Yemen reunification

Although there are no cultural, ethnic and linguistic elements that could divide the North and the South of Yemen, the process of unification did not happen without conflict. In 1972 and in 1979, simmering tensions between the two Republics of Yemen led to fighting and attempts towards unification after these conflicts did not succeed. However, a draft constitution for a united State was written in 1981. In 1988, an agreement was concluded to demilitarize the borderline and exploit in common the oil wells discovered in 1984. The collapse of the Soviet Union, the main sponsor of South Yemen, and the cessation of Saudi aid to North Yemen, were determining factors in the movement towards the unification.

On 22 May 1990, the Yemen Arab Republic (YAR) and the People’s Democratic Republic of Yemen (PDRY) merged to form a sovereign State, the Republic of Yemen. Sanaa, the former capital of the YAR, became the political capital while Aden with its free trade zone became the economical capital. Unification implied a complete fusion of the institutions of both States, thereby obliterating the federal or co-federal options envisaged previously. Within 30 months elections had to take place in order to give legitimacy to the new government.

The main beneficiary of the unification was former President of North Yemen, Ali Abdallah Saleh, who became President of the united Yemen, while Ali Salem al-Beid, the former President of South Yemen became Vice-President.
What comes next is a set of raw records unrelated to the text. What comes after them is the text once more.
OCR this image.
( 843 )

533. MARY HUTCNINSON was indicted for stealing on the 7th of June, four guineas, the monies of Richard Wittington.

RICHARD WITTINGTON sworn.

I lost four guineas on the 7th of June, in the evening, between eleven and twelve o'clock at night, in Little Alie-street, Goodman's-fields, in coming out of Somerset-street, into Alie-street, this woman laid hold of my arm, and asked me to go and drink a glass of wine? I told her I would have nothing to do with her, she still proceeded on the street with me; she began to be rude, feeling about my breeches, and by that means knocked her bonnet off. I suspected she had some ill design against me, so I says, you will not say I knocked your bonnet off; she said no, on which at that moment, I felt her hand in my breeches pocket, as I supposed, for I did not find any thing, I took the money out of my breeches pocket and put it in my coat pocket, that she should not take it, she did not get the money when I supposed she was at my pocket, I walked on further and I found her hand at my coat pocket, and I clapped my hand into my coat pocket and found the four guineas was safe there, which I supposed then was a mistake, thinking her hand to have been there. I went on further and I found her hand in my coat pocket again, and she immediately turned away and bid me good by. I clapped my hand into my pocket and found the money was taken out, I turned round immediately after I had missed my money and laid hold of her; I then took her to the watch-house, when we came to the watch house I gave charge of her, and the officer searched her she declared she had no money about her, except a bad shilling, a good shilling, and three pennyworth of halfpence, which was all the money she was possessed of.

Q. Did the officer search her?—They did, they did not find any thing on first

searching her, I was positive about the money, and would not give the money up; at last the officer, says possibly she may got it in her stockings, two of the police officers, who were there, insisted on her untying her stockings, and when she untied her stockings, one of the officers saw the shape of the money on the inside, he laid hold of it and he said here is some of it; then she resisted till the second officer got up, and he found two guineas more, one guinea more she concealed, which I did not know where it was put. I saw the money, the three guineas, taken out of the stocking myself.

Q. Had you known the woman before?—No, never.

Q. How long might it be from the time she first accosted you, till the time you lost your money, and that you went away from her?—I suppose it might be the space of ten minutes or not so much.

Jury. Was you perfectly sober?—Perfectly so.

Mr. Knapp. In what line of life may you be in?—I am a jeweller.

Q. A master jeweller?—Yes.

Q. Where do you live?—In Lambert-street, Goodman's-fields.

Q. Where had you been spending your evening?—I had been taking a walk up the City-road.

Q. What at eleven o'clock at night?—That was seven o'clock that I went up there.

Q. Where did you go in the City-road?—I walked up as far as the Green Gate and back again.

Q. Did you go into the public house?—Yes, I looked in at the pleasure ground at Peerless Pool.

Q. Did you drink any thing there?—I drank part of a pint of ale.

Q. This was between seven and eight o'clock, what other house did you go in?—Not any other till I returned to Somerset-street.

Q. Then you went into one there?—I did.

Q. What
One of the positive consequences of the unification was the creation of a multiparty political system and the organization of free elections in May 1991, which guaranteed freedom of speech, press freedom and the right of association.

The unification process did not go without some difficulties due to the differences in terms of territory and demographic weight (11 millions persons in North and 3 millions in South). The period of unification can be divided in two phases.

The first period is the one that precedes the southern attempt towards secession in 1994. From the outset, the South criticized the nomination of “northerners” at key posts and protested against the islamisation imposed from the North. The adoption of the Sharia as “the only source of legislation”, the authorization of polygamy and the resurgence of “tribalism” gave rise to social upheavals in the South (which had been living under a Marxist system for more than 20 years).

The second period marks the effective realization of the unity after the victory of the northern army against the “secessionists” at the end of the short civil war in 1994. The trigger factor of this conflict was the discovery of important oil deposits in the South. The former southern leaders, encouraged by Saudi Arabia, decided to undermine the unity and called for secession. In spite of various attempts of foreign mediations, in particular from Jordan, to resolve the crisis, the internal war began on 5 May 1994. The war ended on 7 July by the defeat and the temporary exile of the secessionists, of which some were later readmitted and given a new government post.